Over the course of the past four years talks have been carried out with dozens of potential airBaltic investors, ranging from well-known global aviation companies to private investors and specialized aviation investment companies. Litigation and asset arrest, state support investigation, negative capital, negative regional aviation market conjuncture – these are the most common reasons for insufficient interest to invest in airBaltic. Former Transport Minister of Latvia Anrijs Matiss had been informed of these and other matters timely and in detail, both from the board and council of airBaltic and consultants. Considering the minister’s influence, not a single strategic decision was voiced without first coordinating it with him – from the wage of airBaltic’s CEO Martin Gauss to the basic principles of the airline’s business plan.
In addition, Anrijs Matiss knowledge of airBaltic processes was much deeper than that of other involved parties, especially considering his work as state secretary to the Transport Ministry for four years prior to becoming minister. This is why Matiss claims of being back-stabbed and accusations addressed to airBaltic, Transport Ministry’s state secretary, consultants and even the Prime Minister are surreal to say the least. This tactic contrasts with shared confusion of all sides involved in the process in regards to the former minister’s unwillingness to carry and discuss important matters of the airline to the Cabinet of Ministers.
Because of that, the government has not been provided with a healthy discussion or the concept of an aeroholding, which was originally compiled in 2014.
The minister was provided with the offer of the German investor on 2 July 2015, when the minister was presented the structure of the potential deal with all of its possible flaws, as well as money flow predictions and associated risks. I have never hidden my personal criticisms about this project, including because of possible conflicts with the current concept of the Bombardier fleet and because I would rather not witness the loss of positive dynamics of talks held with potential investors in China.
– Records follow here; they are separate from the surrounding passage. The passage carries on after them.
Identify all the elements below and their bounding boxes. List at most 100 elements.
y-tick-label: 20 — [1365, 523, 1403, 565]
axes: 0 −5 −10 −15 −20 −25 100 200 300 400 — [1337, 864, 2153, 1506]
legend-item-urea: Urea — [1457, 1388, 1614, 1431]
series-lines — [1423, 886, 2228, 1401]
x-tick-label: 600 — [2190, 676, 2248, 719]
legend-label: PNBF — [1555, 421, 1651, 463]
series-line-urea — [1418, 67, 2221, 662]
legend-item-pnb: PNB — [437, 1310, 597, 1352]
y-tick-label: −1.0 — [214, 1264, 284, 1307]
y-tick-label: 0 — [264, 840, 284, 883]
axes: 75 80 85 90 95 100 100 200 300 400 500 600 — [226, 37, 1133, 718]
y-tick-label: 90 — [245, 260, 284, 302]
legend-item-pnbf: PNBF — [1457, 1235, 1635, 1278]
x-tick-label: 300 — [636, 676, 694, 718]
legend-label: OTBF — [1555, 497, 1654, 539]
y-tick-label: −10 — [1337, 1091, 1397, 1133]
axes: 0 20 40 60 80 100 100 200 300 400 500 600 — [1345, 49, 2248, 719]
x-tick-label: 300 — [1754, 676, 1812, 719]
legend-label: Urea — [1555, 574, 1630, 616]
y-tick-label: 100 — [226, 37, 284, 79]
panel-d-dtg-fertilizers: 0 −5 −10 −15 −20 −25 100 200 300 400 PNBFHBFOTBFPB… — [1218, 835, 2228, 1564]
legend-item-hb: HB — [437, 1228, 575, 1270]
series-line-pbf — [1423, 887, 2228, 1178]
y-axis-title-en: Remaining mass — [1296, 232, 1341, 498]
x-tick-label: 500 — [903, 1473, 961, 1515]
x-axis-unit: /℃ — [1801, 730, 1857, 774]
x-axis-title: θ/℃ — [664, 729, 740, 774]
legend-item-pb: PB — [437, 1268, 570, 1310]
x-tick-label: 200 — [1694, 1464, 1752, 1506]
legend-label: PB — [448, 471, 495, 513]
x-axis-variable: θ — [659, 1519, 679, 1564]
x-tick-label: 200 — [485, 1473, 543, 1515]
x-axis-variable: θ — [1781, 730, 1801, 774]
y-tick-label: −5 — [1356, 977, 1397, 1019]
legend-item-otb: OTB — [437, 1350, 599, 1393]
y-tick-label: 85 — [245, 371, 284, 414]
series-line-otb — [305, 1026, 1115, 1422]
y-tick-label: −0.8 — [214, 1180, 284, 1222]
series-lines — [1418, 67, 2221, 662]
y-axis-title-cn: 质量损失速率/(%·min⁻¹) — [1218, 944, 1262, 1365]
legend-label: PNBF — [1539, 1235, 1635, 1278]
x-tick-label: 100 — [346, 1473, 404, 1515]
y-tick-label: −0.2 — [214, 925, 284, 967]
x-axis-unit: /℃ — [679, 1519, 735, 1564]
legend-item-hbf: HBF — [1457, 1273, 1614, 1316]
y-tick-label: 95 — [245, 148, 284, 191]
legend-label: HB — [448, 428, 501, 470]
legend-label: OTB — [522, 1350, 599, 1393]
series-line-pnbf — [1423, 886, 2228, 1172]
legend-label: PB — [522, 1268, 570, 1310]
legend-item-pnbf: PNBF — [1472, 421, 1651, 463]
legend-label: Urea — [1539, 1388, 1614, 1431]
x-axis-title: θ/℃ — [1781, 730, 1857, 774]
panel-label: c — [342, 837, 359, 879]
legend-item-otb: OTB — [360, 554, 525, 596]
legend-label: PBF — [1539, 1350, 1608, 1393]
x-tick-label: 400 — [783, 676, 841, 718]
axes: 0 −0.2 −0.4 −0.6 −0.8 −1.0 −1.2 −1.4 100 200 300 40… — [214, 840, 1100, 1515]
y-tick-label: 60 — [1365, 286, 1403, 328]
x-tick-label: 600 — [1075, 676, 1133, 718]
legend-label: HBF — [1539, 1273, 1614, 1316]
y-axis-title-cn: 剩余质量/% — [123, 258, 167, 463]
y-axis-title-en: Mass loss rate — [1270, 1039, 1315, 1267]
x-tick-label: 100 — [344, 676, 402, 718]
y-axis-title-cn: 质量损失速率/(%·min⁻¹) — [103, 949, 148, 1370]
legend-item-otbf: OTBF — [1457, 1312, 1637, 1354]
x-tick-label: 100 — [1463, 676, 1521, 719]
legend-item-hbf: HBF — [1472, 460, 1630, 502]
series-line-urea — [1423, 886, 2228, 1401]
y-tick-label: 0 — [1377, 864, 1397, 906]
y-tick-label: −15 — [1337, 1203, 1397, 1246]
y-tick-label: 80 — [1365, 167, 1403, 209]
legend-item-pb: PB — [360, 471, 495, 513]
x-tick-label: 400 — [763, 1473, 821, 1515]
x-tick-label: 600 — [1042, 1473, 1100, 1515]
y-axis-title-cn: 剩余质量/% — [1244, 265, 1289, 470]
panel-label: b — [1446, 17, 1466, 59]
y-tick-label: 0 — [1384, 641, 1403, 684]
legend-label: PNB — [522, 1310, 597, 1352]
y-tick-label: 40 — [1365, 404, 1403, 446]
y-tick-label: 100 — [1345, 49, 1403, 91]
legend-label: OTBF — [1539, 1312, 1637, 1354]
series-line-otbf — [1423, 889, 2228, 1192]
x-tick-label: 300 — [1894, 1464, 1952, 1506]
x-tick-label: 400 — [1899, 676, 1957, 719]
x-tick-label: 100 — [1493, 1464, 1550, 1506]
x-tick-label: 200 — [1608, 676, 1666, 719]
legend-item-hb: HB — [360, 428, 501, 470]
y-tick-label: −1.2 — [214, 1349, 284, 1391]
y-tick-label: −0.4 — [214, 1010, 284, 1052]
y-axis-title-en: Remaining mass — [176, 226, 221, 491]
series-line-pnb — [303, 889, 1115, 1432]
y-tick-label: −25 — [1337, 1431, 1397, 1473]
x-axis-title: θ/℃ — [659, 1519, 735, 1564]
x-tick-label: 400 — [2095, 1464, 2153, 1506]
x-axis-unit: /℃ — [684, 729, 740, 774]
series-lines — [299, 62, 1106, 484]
With that, I stand firmly in support of alternatives and consideration of other funding scenarios and assessment of the German investor’s offer and its compliance with commercial and strategic interests. Up to this day I do not agree with Martin Gauss opinion regarding reasons behind the choice of regional fleet and justifications behind it. I have requested the board to carry out a repeated analysis of this scenario and its possible effects on airBaltic’s reputation and passenger loyalty.
It is important to mention here that the council does not have the resources to assess the potential investor’s personality, origin of his money and compliance of his offer to the country’s geopolitical and national security interests. This responsibility falls on the Cabinet of Ministers and other competent services.»